Speaking after a recent meeting with senior officials of the Department of Agriculture, Food & Marine to discuss the Terms & Conditions of TAMS 3, the Chairperson of North & East Cork ICMSA, Maurice Walsh, said that this latest attempt to target grants at modernising farm plants, infrastructure and machinery was giving rise to more questions than it was providing answers.

“It’s just practically impossible to work out what is going on around the issue of costings. We have to start on the basis that the Department must know that the rates under TAMS 2 were hopelessly adrift of the actual prices. If we proceed from that point and we accept that the Department was genuine in its efforts to reconnect the costings in TAMS some way towards the actual prices of construction materials, then we have to ask why we see the increases under a majority of headings going up by 12% when the actual inflation to be applied to these materials from the figures in TAMS 2 would have been well in excess of that.

“ICMSA asks again: if the Department is going to revise the costings to make TAMS meaningful and re-energise it, then would they not at least have taken this opportunity to make the costings someway realistic? Why would you look at these figures and still leave them so obviously short of the real costs?” asked Mr Walsh.

He said the approach to dairy equipment was even more puzzling and pointless.

“Where TAMS 3 does make some attempt, its costings are still double-digits short of the actual costs – but at least some increase is being acknowledged. But under no less than 10 of the 15 various items under dairy equipment, we see no increase at all – absolutely nothing. So, the sector with the greatest focus on sustainability has had grants towards that end actually cut – because where inflation has run at the rates we’ve seen and grants ‘stand still’ then it amounts to a cut in real terms.

“ICMSA won’t be the only organisation and body that find this approach quite astonishingly negative and short-sighted. Family dairy farms have, yet again, been singled out by the Department to have the ‘screws turned on them’ and rather than helping that sector towards the sustainability it claims to seek, the Department has chosen to cut that sector – the ‘flagship’ export earner – adrift and hinder rather than help,” said the Kilbehenny farmer.
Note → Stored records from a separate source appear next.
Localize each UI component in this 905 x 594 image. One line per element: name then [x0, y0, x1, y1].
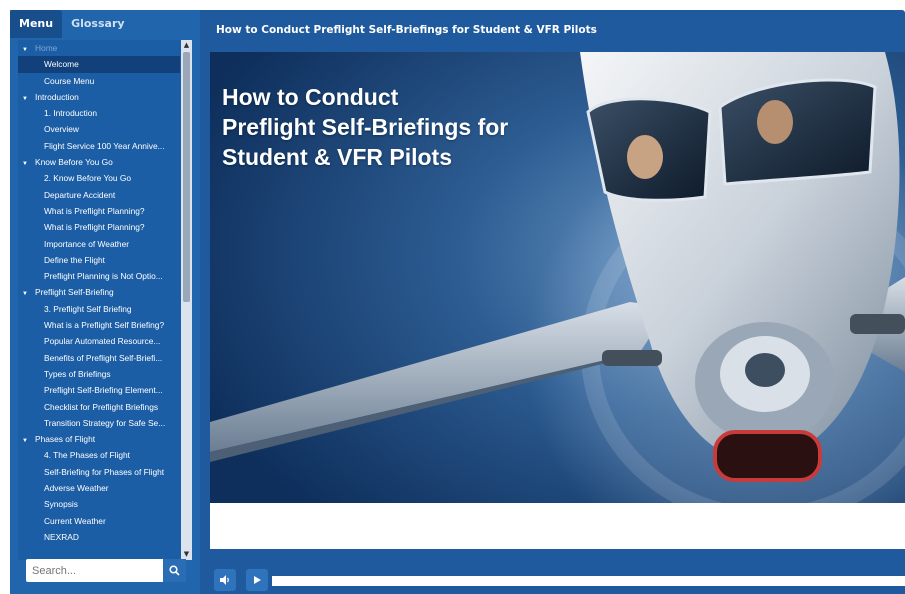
menu-item[interactable]: 4. The Phases of Flight: [18, 447, 180, 463]
menu-item-label: Preflight Planning is Not Optio...: [44, 271, 163, 282]
search-icon: [169, 565, 180, 576]
play-button[interactable]: [246, 569, 268, 591]
chevron-up-icon[interactable]: ▲: [181, 40, 192, 51]
slide-title-line-3: Student & VFR Pilots: [222, 144, 452, 170]
player-controls: [210, 549, 905, 594]
triangle-down-icon[interactable]: ▼: [22, 42, 35, 56]
menu-item-label: Phases of Flight: [35, 434, 96, 445]
menu-item-label: Synopsis: [44, 499, 78, 510]
menu-item[interactable]: Define the Flight: [18, 252, 180, 268]
menu-item-label: NEXRAD: [44, 531, 79, 542]
menu-item-label: Course Menu: [44, 75, 95, 86]
menu-item[interactable]: Flight Service 100 Year Annive...: [18, 138, 180, 154]
menu-item[interactable]: NEXRAD: [18, 529, 180, 545]
menu-section[interactable]: ▼ Home: [18, 40, 180, 56]
tab-menu[interactable]: Menu: [10, 10, 63, 38]
menu-item[interactable]: Popular Automated Resource...: [18, 333, 180, 349]
menu-item-label: What is Preflight Planning?: [44, 205, 145, 216]
menu-item-label: Define the Flight: [44, 254, 105, 265]
menu-item-label: Current Weather: [44, 515, 106, 526]
menu-item[interactable]: Synopsis: [18, 496, 180, 512]
menu-item[interactable]: Preflight Planning is Not Optio...: [18, 268, 180, 284]
menu-item-label: What is Preflight Planning?: [44, 222, 145, 233]
menu-item[interactable]: Departure Accident: [18, 187, 180, 203]
menu-item[interactable]: Types of Briefings: [18, 366, 180, 382]
tab-glossary[interactable]: Glossary: [62, 10, 133, 38]
slide-title: How to Conduct Preflight Self-Briefings …: [222, 82, 582, 172]
menu-item-label: Popular Automated Resource...: [44, 336, 161, 347]
menu-item-label: Preflight Self-Briefing Element...: [44, 385, 163, 396]
search-input[interactable]: [26, 559, 162, 582]
menu-item-label: Adverse Weather: [44, 483, 109, 494]
menu-item[interactable]: What is a Preflight Self Briefing?: [18, 317, 180, 333]
progress-bar[interactable]: [272, 576, 905, 586]
menu-item-label: Preflight Self-Briefing: [35, 287, 114, 298]
slide-title-line-2: Preflight Self-Briefings for: [222, 114, 509, 140]
course-title: How to Conduct Preflight Self-Briefings …: [216, 24, 597, 36]
menu-item-label: 3. Preflight Self Briefing: [44, 303, 132, 314]
triangle-down-icon[interactable]: ▼: [22, 433, 35, 447]
menu-item-label: What is a Preflight Self Briefing?: [44, 320, 165, 331]
menu-section[interactable]: ▼ Preflight Self-Briefing: [18, 284, 180, 300]
menu-item[interactable]: Importance of Weather: [18, 236, 180, 252]
menu-item[interactable]: What is Preflight Planning?: [18, 203, 180, 219]
menu-item[interactable]: Course Menu: [18, 73, 180, 89]
menu-scrollbar[interactable]: ▲ ▼: [181, 40, 192, 560]
menu-item-label: Introduction: [35, 91, 79, 102]
play-icon: [254, 576, 261, 584]
menu-item-label: Flight Service 100 Year Annive...: [44, 140, 165, 151]
search-button[interactable]: [163, 559, 186, 582]
volume-icon: [220, 575, 229, 585]
menu-item-label: Know Before You Go: [35, 157, 113, 168]
menu-item-label: Transition Strategy for Safe Se...: [44, 417, 166, 428]
menu-item-label: Self-Briefing for Phases of Flight: [44, 466, 165, 477]
scroll-thumb[interactable]: [183, 52, 190, 302]
menu-item[interactable]: 1. Introduction: [18, 105, 180, 121]
sidebar: Menu Glossary ▼ Home Welcome Course Menu ▼ In…: [10, 10, 200, 594]
menu-item-label: 2. Know Before You Go: [44, 173, 132, 184]
menu-item[interactable]: 3. Preflight Self Briefing: [18, 301, 180, 317]
menu-item-label: Importance of Weather: [44, 238, 130, 249]
menu-item[interactable]: What is Preflight Planning?: [18, 219, 180, 235]
menu-item-label: Overview: [44, 124, 79, 135]
menu-list: ▼ Home Welcome Course Menu ▼ Introduction 1. I…: [18, 40, 192, 560]
volume-button[interactable]: [214, 569, 236, 591]
menu-items: ▼ Home Welcome Course Menu ▼ Introduction 1. I…: [18, 40, 180, 545]
search-box: [26, 559, 186, 582]
menu-item[interactable]: Preflight Self-Briefing Element...: [18, 382, 180, 398]
menu-item-label: 1. Introduction: [44, 108, 98, 119]
triangle-down-icon[interactable]: ▼: [22, 156, 35, 170]
sidebar-tabs: Menu Glossary: [10, 10, 200, 40]
course-player: Menu Glossary ▼ Home Welcome Course Menu ▼ In…: [10, 10, 905, 594]
menu-item[interactable]: 2. Know Before You Go: [18, 170, 180, 186]
menu-item-label: Home: [35, 43, 58, 53]
triangle-down-icon[interactable]: ▼: [22, 286, 35, 300]
menu-item[interactable]: Current Weather: [18, 513, 180, 529]
menu-item[interactable]: Adverse Weather: [18, 480, 180, 496]
menu-section[interactable]: ▼ Know Before You Go: [18, 154, 180, 170]
slide-stage: How to Conduct Preflight Self-Briefings …: [210, 52, 905, 549]
hero-image: How to Conduct Preflight Self-Briefings …: [210, 52, 905, 503]
menu-section[interactable]: ▼ Phases of Flight: [18, 431, 180, 447]
menu-item[interactable]: Overview: [18, 121, 180, 137]
menu-item-label: 4. The Phases of Flight: [44, 450, 130, 461]
menu-item[interactable]: Benefits of Preflight Self-Briefi...: [18, 350, 180, 366]
menu-item-label: Benefits of Preflight Self-Briefi...: [44, 352, 163, 363]
menu-item-label: Departure Accident: [44, 189, 116, 200]
menu-item[interactable]: Transition Strategy for Safe Se...: [18, 415, 180, 431]
slide-title-line-1: How to Conduct: [222, 84, 399, 110]
menu-item-label: Welcome: [44, 59, 79, 70]
menu-item[interactable]: Checklist for Preflight Briefings: [18, 399, 180, 415]
menu-section[interactable]: ▼ Introduction: [18, 89, 180, 105]
menu-item[interactable]: Self-Briefing for Phases of Flight: [18, 464, 180, 480]
menu-item-label: Types of Briefings: [44, 368, 111, 379]
menu-item[interactable]: Welcome: [18, 56, 180, 73]
menu-item-label: Checklist for Preflight Briefings: [44, 401, 159, 412]
triangle-down-icon[interactable]: ▼: [22, 91, 35, 105]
“We get no satisfaction from observing this, but the fact is that TAMS 3 is out-of-date already in the first few weeks of launch. A huge opportunity will be missed and the responsibility for that failure lies, I regret to say, squarely at the feet of the Department who came halfway to the mark under some headings and didn’t even try to come under other even more important headings,” said Mr Walsh.
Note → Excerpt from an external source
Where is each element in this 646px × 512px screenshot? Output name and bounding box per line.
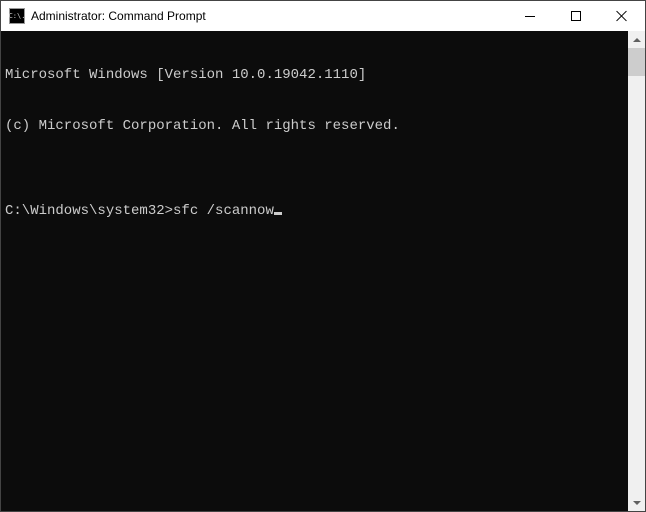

The veteran Cork ICMSA figure said that genuine puzzlement would also focus on the length and timing the tranches and he specifically identified the slurry storage option which was so delayed that it would be impossible to get any work done under this heading this year.

“There’s a real frustration around the timing of this tranche: it’s been ‘pushed out’ to the extent that successful farmers will end up looking for a contractor in September to start doing this work just as the days get shorter and the conditions get worse. Surely this should have been brought forward so that at least the farmers were approaching contractors in June, and we were giving ourselves a chance to have the work done in optimum conditions?

“The timing and sequencing of this hugely important work that goes right to the heart of the drive to sustainability just seems perverse and obstructive.” He concluded by asking the Department to “look again” at the Women In Agriculture scheme due to open at the end of May and really make an effort to cut through any red tape that might work against women farmers accessing the scheme.”